Besiktas vs SK Telecom T1

Everyone will roll their eyes at me here, but Besiktas’ big mistake was a failure to freeze top properly. The pushed the gold into Marin, and he then got a lot of early kills. Despite a clever dive onto Faker, Besiktas wouldn’t come back.

Edward Gaming vs AHQ

Why bother learning Kalista when you can play teams with four Frozen Hearts? Edward Gaming has struggled with early game decision-making since Clearlove put down the Lee Sin and could surprise from lane to lane, but the chain crowd control team fighting coming out of EDG has been unreal.

Edward Gaming got their advantage when splitting pressure for a free dragon. The fact that Koro1 could manipulate the Teleport-Homeguard combination to get back into the fight and follow up Clearlove’s ultimate gave Edward Gaming a massive fight win.

From there, they manipulated terrain in their fights. Edward Gaming understands where to pick fights and how to play to their draft. Excellent play around top side of the map caught Westdoor out repeatedly. Edward Gaming is the team fighting team at MSI.

Team SoloMid vs Besiktas

When someone picks Ziggs, it’s going to be a long game.

Bjergsen farmed hard on Ziggs, beating the 10 CS per minute benchmark in style. Besiktas slowly got strangled out on the map and severely misplayed their lane swap.
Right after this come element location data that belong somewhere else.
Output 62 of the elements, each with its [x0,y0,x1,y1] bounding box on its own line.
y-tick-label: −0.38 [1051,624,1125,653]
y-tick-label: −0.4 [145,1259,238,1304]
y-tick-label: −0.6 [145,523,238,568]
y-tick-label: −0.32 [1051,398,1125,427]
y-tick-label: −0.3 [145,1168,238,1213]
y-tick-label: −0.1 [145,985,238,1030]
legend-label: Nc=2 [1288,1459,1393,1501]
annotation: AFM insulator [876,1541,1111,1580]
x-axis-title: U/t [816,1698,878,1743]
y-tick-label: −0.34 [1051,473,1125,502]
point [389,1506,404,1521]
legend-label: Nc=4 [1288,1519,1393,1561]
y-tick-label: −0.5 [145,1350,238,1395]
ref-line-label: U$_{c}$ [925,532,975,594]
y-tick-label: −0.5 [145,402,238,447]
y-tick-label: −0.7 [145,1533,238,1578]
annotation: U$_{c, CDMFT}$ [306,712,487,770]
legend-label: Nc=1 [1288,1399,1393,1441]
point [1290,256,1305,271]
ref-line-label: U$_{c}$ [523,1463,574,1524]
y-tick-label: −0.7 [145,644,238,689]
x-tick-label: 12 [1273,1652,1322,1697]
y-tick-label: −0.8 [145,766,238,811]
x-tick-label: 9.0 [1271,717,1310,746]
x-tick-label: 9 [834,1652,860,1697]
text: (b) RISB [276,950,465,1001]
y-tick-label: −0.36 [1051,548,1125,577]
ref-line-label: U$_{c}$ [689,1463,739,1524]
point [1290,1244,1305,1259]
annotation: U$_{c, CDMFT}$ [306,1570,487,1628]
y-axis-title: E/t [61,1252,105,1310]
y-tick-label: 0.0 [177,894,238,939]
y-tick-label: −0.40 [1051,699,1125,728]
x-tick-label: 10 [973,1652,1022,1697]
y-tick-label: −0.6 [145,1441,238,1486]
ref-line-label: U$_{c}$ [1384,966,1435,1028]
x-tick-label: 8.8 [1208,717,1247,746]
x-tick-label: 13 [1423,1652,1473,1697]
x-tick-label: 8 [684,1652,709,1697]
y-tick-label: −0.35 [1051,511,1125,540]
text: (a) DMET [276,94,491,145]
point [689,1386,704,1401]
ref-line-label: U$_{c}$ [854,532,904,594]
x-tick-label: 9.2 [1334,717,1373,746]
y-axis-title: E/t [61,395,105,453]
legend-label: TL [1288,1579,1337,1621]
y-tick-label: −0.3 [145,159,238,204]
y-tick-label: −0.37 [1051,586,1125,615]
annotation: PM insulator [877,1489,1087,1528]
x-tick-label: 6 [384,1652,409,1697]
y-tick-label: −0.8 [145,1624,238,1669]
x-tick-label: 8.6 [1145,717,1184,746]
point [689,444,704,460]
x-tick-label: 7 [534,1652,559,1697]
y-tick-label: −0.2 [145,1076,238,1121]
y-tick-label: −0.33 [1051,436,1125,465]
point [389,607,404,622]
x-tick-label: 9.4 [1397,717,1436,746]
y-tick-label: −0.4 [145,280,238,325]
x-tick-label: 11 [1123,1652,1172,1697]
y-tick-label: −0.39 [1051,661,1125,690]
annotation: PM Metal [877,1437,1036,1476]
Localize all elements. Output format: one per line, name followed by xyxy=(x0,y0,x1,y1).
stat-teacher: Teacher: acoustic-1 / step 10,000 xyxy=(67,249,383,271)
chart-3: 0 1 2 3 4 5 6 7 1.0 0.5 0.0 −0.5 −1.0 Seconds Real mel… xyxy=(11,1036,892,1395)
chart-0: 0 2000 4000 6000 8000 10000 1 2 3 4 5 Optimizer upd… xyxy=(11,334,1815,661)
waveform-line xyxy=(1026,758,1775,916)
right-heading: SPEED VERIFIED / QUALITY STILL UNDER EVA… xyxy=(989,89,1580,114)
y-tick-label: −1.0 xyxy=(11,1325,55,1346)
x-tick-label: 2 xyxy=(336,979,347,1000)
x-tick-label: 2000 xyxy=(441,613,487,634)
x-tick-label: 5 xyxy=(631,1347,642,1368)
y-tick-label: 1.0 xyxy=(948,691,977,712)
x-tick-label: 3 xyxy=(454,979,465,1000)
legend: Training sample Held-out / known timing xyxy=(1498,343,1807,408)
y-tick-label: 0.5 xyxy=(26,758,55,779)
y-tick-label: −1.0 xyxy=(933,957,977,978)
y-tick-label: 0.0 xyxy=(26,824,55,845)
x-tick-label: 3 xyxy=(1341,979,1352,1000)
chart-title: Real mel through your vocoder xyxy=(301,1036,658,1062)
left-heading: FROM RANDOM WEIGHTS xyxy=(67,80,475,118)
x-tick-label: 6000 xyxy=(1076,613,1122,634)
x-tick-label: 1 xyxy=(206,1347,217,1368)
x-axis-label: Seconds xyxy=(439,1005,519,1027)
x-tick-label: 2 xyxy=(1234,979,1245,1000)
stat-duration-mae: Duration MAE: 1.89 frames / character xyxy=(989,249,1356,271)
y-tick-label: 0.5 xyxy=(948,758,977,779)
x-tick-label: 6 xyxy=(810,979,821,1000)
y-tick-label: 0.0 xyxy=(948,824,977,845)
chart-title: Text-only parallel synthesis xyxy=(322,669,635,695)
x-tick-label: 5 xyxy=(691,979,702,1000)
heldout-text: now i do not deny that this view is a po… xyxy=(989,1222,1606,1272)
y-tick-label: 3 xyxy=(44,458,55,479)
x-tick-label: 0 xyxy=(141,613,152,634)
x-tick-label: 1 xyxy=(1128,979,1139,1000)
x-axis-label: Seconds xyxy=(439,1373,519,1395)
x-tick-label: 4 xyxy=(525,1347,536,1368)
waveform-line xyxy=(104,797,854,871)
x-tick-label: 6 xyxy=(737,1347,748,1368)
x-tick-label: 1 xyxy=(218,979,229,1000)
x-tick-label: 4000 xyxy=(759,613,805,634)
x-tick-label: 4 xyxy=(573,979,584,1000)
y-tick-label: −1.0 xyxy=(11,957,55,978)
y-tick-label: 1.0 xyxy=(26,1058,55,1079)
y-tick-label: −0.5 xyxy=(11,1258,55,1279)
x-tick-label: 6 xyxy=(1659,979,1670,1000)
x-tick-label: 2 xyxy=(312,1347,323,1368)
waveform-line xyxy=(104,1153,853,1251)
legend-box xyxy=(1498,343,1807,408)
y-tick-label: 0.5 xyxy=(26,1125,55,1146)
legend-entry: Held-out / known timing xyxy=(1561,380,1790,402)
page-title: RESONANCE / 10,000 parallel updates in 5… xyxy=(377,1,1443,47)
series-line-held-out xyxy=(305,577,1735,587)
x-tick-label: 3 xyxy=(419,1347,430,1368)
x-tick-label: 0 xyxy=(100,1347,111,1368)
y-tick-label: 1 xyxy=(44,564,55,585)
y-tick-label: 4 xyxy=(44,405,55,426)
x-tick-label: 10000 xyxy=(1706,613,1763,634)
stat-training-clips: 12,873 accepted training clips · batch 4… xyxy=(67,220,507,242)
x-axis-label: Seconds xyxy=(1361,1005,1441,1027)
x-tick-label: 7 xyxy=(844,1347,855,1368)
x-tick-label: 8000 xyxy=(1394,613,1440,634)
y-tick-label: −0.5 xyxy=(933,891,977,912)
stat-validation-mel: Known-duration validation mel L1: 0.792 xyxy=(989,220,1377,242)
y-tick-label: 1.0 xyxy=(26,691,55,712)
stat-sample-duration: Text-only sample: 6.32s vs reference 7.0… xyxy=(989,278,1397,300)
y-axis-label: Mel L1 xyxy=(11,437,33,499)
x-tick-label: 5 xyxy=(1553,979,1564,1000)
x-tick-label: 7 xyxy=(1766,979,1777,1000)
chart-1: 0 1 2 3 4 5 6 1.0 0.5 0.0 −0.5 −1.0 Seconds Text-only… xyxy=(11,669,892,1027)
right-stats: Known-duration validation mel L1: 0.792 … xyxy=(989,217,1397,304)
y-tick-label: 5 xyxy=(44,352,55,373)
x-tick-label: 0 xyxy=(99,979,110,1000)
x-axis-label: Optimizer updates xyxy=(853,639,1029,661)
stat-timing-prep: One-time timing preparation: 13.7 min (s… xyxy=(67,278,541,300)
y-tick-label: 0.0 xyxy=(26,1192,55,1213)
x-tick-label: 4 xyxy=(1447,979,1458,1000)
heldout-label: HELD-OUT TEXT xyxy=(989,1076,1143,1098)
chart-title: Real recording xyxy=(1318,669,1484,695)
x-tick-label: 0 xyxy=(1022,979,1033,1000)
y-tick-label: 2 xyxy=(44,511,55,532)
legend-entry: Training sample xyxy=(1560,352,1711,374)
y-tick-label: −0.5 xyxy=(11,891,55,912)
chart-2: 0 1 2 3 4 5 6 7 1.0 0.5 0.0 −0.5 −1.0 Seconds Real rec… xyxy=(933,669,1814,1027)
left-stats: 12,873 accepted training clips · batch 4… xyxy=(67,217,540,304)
Lustboy’s ability to roam gave support to Dyrus when he’s usually left on his own. A team fight misplay in the mid lane resulted from over-dives, and Team SoloMid returned to their slow, strangling play for a win.

Edward Gaming vs SK Telecom T1

Aaron said on the broadcast that pawN and Deft wanted to test a conservative strategy where they played Lulu and a late game AD Carry — so they did. Edward Gaming played an ultra safe strategy.

Afterward, Clearlove said they’ll never play that way again. It didn’t work.

The biggest problem with Edward Gaming’s picks, however, was that they didn’t have any mid game answer, and Kalista’s massive two item power spike walked over them.

As for the Tristana, you pick Tristana to stay safe from Annie, but it’s not ideal. They didn’t want an immobile pick, and Corki doesn’t have as much late game power. Corki probably would have been better here. The passive play style also didn’t do them any favors. They failed to get an early lane swap, got first blood, and tried to rotate away from the 2v2. When Bang and Wolf read them, Deft just fell further behind, and little overall support hurt his ability to come back.

He also had a moment where he went full Uzi into five people.

The team fighting was also — not Edward Gaming. SKT made better trades, and EDG players tunneled onto single targets instead of shoring up their defenses.

Perhaps we’ll see a different EDG today — or we won’t, and their track record of poor performances internationally will continue.

Besiktas vs AHQ

Jinx seriously needs to be picked more at this tournament. Otherwise, both teams played the way they’ve been playing: plenty of fighting. AHQ is just better at it than Besiktas. This was a race off a cliff, and AHQ pulled back at the last moment while they watch Besiktas arc off the edge and tumble grace-lessly below.

SKT vs TSM

The first pick Urgot forced Team SoloMid to counter pick themselves, lest they allow SKT to pick both Urgot and Kalista.

Though they picked their own poison, it did nothing to stop the bleeding in the top lane, and Rek’Sai continued to drive forward on the war path.

The true hero of this matchup was Wolf, whose roams and Headbutt denial cut off TSM at every turn. Faker found subtle advantages that made Bjergsen a moot point, and both Bengi and Wolf set up the rest of the team for success.

Add a little salt, leave Faker to marinate. The rest was all just in the outplay. That's the difference between the SKT lineup with Faker and why Faker is a better choice against TSM, but the slowness of the Easyhoon lineup will force EDG to fumble and bang their fists futiley for a comeback that never shows.